Album. Released 2009.  

BBC Review

No other album released this year takes as many risks and succeeds so clearly.

Lou Thomas 2009

On first album, Matinée, Jack Peñate showed glimpses of talent. In particular his soulful voice and melodic understanding distracted from the fact the album was a rather average collection of rockabilly-tinged indie. With the release of Everything Is New it's hard to think of another act that has made such a massive leap forward in scope and quality in the space of one album.

Every one of the nine songs on Everything Is New is a fascinating blend of genres, best broadly described as London soul.

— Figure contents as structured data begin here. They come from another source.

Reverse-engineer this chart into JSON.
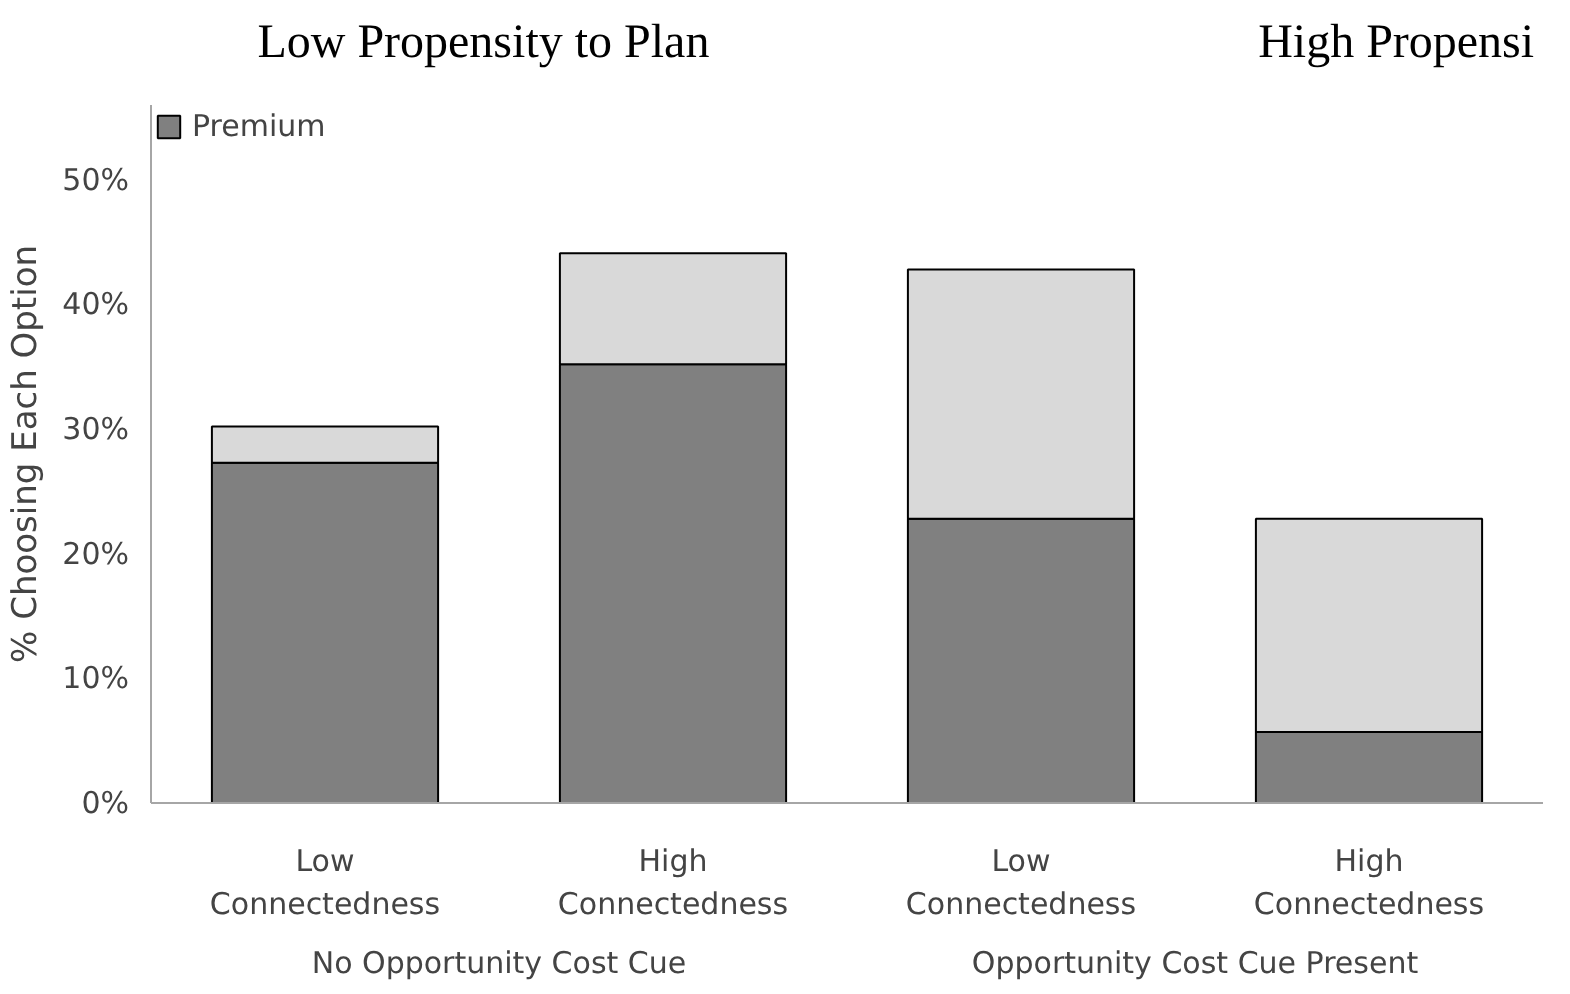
{
  "chart_data": {
    "type": "bar",
    "stacked": true,
    "title": "Low Propensity to Plan",
    "ylabel": "% Choosing Each Option",
    "categories": [
      "Low Connectedness",
      "High Connectedness",
      "Low Connectedness",
      "High Connectedness"
    ],
    "series": [
      {
        "name": "Premium",
        "color": "#808080",
        "values": [
          27.3,
          35.2,
          22.8,
          5.7
        ]
      },
      {
        "color": "#d9d9d9",
        "values": [
          2.9,
          8.9,
          20.0,
          17.1
        ]
      }
    ],
    "ylim": [
      0,
      56
    ],
    "yticks": [
      {
        "value": 0,
        "label": "0%"
      },
      {
        "value": 10,
        "label": "10%"
      },
      {
        "value": 20,
        "label": "20%"
      },
      {
        "value": 30,
        "label": "30%"
      },
      {
        "value": 40,
        "label": "40%"
      },
      {
        "value": 50,
        "label": "50%"
      }
    ],
    "annotations": [
      "No Opportunity Cost Cue",
      "Opportunity Cost Cue Present",
      "High Propensi"
    ],
    "grid": false,
    "legend": "top left"
  }
}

In the steadily-paced, wondrously ethereal opener Pull My Heart Away, listeners are treated to handclaps, an immaculate tropicalia guitar riff and a huge multi-tracked vocal that highlights Peñate's vocal talents.

The album's second single Be The One then throws together Mississippi brass with a Northern Soul beat and more heartbreaking, swooping vocals. ''We asked the church to save our souls'', sings Jack and it sounds like some higher power may have been listening.

Next up the title track throws together utterly hypnotic afrobeat rhythms with carnival chants and copious studio echo. Basement Jaxx are the nearest reference point, but only if the Brixton pair were as relaxed as they are frantic.

Tonight's Today sees Jack return to religion (he's ''ringing churchbells'') and handclaps on what is unquestionably one of the finest singles of 2009. He sings about being in a daze like a man discovering the meaning of life.

So Near is yet another staggeringly soulful tune, this time a blend of niggly mandolin, four-to-the-floor beats and aching but simultaneously uplifting singing.

Every Glance takes thing down in tempo but not in quality and as a listener it's hard not to hang on every word as Jack intones, ''I've been trying my hardest to be a man''.

Peñate and producer Paul Epworth spent a year getting this album perfected in Epworth's Kensal Rise studio. It was clearly time well spent. There are no concessions to synth-pop chart fads and no unnecessary guest stars. Better yet, there is no competition because no other album released this year takes as many risks and succeeds so clearly.